Там он стоял возле какого-то минарета.

Чисто механически Андерс отметил: на подобных снимках можно отпечатать любую дату, включая время правления фараона Эхнатона.

Рядовой обыватель с лёгкостью проглотит подобный фотомонтаж, но для юриста нужны более веские доказательства, например, штамп пограничной службы в паспорте.

И даже это ничего не значило: Мод обвинял Александра в преступных действиях «по субботам», а не в какой-тот конкретный день.

Но этим дело не ограничилось: в качестве возмещения морального ущерба «за клевету» Александр потребовал от Мода выплатить ему миллион евро.

* * *

Таков уж закон журналистики: сегодня это сенсация, завтра это тусклый репортаж «по следам вчерашним событий», а через неделю это называют «уже позабытой сплетней».

Интерес к этому делу понемногу угасал.

Как раз в эти дни в каком-то маленьком городке состоялся суд над одним престарелым сторожем, который в течение двух лет насиловал свою четырнадцатилетнюю внучку.

Ему определили наказание: принудительные общественные работы в течение года и запрет на общение с ней до достижения той совершеннолетия.

Народ ликовал: свершилось-таки правосудие!
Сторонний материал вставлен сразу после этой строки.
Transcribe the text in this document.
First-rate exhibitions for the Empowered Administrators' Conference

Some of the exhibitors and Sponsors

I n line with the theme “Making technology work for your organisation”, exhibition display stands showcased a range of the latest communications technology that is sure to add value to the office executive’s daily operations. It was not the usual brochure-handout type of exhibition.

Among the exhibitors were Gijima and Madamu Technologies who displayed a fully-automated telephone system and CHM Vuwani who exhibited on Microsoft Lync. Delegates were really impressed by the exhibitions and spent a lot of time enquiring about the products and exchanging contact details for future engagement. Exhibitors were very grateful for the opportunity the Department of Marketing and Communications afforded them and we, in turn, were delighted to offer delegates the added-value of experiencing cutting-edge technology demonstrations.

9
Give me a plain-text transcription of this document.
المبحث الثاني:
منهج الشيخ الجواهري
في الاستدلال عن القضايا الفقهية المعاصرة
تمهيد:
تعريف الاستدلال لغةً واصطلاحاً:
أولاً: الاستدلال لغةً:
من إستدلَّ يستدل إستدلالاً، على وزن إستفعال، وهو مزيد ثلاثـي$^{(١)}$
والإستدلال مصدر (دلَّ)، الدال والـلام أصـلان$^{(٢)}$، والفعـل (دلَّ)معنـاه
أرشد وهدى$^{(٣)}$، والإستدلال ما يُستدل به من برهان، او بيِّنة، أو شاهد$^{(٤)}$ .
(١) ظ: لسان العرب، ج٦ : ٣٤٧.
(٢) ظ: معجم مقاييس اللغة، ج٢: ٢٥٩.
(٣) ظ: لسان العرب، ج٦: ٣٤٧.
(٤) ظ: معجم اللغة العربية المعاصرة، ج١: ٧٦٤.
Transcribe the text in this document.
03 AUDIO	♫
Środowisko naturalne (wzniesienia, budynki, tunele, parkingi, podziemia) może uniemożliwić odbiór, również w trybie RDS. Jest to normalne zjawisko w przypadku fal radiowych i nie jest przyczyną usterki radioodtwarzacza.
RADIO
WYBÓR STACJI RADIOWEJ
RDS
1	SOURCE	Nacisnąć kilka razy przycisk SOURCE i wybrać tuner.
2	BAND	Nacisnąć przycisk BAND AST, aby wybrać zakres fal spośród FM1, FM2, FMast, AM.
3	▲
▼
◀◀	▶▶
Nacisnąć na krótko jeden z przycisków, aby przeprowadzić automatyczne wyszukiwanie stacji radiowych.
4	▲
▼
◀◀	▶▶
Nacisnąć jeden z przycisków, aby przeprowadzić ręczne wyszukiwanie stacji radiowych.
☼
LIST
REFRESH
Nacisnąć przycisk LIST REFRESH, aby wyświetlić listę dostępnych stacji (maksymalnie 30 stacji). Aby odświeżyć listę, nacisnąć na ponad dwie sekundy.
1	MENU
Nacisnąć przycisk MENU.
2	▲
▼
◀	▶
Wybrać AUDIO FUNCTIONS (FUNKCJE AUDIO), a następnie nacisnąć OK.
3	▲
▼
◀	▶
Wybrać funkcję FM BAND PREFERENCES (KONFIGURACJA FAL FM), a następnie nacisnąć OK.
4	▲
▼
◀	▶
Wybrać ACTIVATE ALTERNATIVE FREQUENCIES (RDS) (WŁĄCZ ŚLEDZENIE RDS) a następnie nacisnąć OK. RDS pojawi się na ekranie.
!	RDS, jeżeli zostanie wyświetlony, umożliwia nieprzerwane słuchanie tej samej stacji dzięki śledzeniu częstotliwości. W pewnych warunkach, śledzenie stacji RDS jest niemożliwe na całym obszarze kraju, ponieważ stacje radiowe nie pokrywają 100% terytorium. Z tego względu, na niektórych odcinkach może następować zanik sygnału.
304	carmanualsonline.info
А через неделю откуда-то, словно из небытия, появилась и Эрика.

Яркий загар на её теле свидетельствовал: она отдыхала где-то на юге.

Эта красивая брюнетка категорически потребовала вернуть ей право на свидания с дочкой, зачитывая все пункты решения суда.

Она торжественно заявляла:

– Не только человека, но и всех животных Господь сделал таким образом, что все самцы думают только об удовлетворении своей похоти, а выкармливают и воспитывают детей именно МАТЕРИ! Несчастные женщины годами не досыпают и отказывают себе во всём, а мужчины в это время смотрят телевизор, пьют пиво и говорят о футболе!

Андерс смотрел её выступление уже в который раз, видя в постановке этих спектаклей чью-то опытную режиссёрскую руку.

На женских передачах Эрика появлялась чуть ли не в фартуке: дескать, «оторвали вы меня от плиты, но так уж и быть, дам вам интервью!»

Зато в программах, ориентированных на мужчин, она появлялась в полной красоте, в шикарном платье с декольте.

Марта, жена Андерса, не интересовалась политикой, но сразу заметила:

– А интересно, как она могла перестирывать горы белья, про которые всё время талдычит, с такими шикарными ногтями?

Все до единого тезиса Эрики не менялись от передачи до передачи, однако любой нестандартный вопрос тут же ставил её в тупик.

Однажды в прямом эфире её спросил какой-то довольно осведомлённый журналист:

– Вы никогда и нигде не работали: есть справка из налоговой инспекции. Вашу дочку, начиная с годовалого возраста, каждое утро отвозил в садик ваш бывший муж. Он же вечером и забирал её оттуда. Всё ваше бельё постоянно стиралось в одной и тот же прачечной, и отвозил его туда всё тот же Мод. Вам огласить показания приёмщиц, которые хорошо его запомнили? Зато вас, с такой яркой внешностью, они не опознали. А теперь ответьте: каких размеров бывают памперсы, как их упаковывают, и какие у них есть отличия?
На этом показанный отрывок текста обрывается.